For Vendors having their main place of business in People‟s Republic of China:
Any dispute arising from or in connection with this purchase order, shall be settled amicably through friendly negotiation. In case no settlement can be reached through negotiation, the case shall then be submitted for arbitration to Hangzhou arbitration commission with venue in Hangzhou. The arbitral award is final and binding upon both parties. Arbitration fee shall be borne by the losing party.
15.2 若卖方主要营业地址在其他国家或地区:
凡因本订单引起的或与本订单有关的任何争议,双方应通过友好协商解决。如果协商不能解决,则任何一方可以将争议提交给中国国际经济贸易仲裁委员会根据该会有效的仲裁规则,由指定的3名仲裁员最终裁决。仲裁地为杭州,仲裁语言为中文。诉讼裁决是终局的,对双方都有约束力。
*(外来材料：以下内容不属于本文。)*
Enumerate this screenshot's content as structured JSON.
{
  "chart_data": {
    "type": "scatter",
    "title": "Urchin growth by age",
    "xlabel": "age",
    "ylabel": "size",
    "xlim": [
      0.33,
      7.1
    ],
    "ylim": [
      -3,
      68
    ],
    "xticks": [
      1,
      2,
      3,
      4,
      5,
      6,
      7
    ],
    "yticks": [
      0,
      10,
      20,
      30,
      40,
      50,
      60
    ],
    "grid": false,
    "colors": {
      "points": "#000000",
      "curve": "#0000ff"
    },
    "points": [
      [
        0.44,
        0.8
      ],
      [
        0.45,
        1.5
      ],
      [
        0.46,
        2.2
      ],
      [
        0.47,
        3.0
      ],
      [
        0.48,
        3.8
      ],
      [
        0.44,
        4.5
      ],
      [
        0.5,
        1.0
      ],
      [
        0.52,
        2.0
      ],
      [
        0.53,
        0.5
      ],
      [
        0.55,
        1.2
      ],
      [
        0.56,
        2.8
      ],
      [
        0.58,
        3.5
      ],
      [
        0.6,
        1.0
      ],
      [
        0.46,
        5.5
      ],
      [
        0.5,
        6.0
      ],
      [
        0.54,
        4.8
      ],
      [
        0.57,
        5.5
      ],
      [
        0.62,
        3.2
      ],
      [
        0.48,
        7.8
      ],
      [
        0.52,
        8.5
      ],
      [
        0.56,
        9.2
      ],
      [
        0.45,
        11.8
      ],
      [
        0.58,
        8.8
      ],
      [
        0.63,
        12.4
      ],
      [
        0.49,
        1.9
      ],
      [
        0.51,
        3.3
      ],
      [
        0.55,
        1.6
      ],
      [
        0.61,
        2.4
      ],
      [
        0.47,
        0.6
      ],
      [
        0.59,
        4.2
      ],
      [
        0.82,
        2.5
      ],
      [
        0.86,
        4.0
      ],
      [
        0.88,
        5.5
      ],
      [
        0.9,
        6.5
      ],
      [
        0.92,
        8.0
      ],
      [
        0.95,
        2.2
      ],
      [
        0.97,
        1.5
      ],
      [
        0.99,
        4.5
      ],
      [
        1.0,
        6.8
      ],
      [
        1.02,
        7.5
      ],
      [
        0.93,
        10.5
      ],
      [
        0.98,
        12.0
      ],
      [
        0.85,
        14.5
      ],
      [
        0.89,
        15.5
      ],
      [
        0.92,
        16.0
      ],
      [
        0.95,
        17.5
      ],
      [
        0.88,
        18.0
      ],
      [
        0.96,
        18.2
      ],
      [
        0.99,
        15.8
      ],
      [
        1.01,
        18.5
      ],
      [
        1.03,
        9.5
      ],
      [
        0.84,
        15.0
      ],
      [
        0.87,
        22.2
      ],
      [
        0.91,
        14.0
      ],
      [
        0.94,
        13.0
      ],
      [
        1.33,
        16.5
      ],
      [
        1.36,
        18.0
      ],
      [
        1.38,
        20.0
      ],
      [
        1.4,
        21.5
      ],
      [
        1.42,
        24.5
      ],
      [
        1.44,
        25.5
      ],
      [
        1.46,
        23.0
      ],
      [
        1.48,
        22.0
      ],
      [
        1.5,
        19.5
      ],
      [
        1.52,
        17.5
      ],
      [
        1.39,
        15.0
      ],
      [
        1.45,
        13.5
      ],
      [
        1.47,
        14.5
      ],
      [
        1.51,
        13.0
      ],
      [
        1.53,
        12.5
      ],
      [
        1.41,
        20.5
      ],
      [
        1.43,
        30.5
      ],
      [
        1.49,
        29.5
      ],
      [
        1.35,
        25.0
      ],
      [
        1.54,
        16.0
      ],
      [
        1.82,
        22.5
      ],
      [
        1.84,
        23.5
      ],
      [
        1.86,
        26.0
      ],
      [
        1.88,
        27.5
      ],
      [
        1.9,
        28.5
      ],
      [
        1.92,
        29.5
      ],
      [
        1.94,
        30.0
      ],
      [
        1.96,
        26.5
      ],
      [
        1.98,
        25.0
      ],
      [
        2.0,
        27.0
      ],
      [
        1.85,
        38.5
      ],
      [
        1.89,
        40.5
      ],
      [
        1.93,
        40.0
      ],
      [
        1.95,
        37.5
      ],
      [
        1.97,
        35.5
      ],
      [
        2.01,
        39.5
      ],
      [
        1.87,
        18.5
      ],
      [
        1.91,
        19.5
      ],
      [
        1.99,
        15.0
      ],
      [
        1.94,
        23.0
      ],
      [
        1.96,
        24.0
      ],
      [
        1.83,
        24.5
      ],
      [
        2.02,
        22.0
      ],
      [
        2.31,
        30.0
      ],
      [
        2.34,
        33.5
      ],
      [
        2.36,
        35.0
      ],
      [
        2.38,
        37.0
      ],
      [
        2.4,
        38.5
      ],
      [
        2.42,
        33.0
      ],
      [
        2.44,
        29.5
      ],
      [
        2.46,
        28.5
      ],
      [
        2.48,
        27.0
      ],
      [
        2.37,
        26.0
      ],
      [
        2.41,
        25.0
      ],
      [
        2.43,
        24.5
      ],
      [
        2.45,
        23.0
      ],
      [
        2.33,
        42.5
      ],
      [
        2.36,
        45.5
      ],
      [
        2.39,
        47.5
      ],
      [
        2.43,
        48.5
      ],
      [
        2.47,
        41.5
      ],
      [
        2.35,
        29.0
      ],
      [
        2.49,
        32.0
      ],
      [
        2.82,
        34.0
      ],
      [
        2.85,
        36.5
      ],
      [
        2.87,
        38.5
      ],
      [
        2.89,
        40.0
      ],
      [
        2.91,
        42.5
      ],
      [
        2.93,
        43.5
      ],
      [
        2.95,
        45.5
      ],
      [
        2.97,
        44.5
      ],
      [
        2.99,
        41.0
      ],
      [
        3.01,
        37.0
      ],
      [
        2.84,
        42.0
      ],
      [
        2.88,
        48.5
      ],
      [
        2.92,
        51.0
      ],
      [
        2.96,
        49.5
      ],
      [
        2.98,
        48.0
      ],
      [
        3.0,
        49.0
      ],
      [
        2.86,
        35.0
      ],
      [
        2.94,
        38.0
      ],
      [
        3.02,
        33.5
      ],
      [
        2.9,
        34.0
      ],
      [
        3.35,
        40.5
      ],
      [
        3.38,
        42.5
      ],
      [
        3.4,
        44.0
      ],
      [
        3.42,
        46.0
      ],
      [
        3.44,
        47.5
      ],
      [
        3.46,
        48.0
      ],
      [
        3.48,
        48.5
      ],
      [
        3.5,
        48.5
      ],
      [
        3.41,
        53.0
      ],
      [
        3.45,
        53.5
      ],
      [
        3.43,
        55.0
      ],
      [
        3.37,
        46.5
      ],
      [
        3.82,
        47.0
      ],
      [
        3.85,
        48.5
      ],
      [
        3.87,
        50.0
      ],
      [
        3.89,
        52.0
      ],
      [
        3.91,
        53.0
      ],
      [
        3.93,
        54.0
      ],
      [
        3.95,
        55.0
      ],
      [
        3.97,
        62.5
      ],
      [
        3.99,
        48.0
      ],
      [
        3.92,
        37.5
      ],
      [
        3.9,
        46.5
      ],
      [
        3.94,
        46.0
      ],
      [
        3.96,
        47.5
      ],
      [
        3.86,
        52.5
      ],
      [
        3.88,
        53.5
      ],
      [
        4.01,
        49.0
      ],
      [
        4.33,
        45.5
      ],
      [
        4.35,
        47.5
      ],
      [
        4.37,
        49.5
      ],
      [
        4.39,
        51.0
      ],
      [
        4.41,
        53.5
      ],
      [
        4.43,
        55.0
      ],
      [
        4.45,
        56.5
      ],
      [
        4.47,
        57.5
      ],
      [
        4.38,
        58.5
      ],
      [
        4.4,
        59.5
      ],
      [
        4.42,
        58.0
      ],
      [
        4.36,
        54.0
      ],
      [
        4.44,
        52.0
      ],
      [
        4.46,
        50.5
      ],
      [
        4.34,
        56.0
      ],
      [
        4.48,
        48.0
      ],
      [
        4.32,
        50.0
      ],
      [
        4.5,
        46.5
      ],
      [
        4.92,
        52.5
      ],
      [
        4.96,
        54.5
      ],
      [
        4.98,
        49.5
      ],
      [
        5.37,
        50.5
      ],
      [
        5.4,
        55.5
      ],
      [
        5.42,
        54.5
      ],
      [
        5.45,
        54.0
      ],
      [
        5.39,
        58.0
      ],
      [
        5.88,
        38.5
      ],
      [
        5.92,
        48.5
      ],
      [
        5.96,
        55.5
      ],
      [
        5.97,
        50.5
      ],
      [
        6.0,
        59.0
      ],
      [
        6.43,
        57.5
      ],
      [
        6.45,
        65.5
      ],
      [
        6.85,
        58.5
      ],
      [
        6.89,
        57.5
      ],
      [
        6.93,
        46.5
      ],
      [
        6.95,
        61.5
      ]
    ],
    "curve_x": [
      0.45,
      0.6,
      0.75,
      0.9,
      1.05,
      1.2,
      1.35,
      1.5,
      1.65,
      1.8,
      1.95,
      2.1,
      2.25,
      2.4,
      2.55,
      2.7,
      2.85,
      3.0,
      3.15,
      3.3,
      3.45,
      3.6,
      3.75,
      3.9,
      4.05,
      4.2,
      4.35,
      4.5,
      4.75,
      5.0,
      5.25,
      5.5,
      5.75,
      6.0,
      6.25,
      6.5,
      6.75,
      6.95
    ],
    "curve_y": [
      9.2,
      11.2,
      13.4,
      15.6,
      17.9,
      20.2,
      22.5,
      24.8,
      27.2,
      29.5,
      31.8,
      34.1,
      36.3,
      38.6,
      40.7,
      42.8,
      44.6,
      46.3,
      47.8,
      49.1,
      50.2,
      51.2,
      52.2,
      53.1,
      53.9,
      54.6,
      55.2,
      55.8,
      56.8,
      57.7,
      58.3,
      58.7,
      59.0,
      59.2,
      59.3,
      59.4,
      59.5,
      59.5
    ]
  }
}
诉讼费用由败诉方承担。 For Vendors having their main place of business in other Countries or Areas:
Any dispute arising from or in connection with this purchase order, shall be settled amicably through friendly negotiation. In case no settlement can be reached through negotiation, either Party may submit the dispute to China International Economic and Trade Arbitration Commission for final arbitration according to its effective rules by three arbitrators appointed in accordance with said Rules. Venue of Arbitration shall be Hangzhou, China. Language shall be Chinese. The arbitral award is final and binding upon both parties. Arbitration fee shall be borne by the losing party.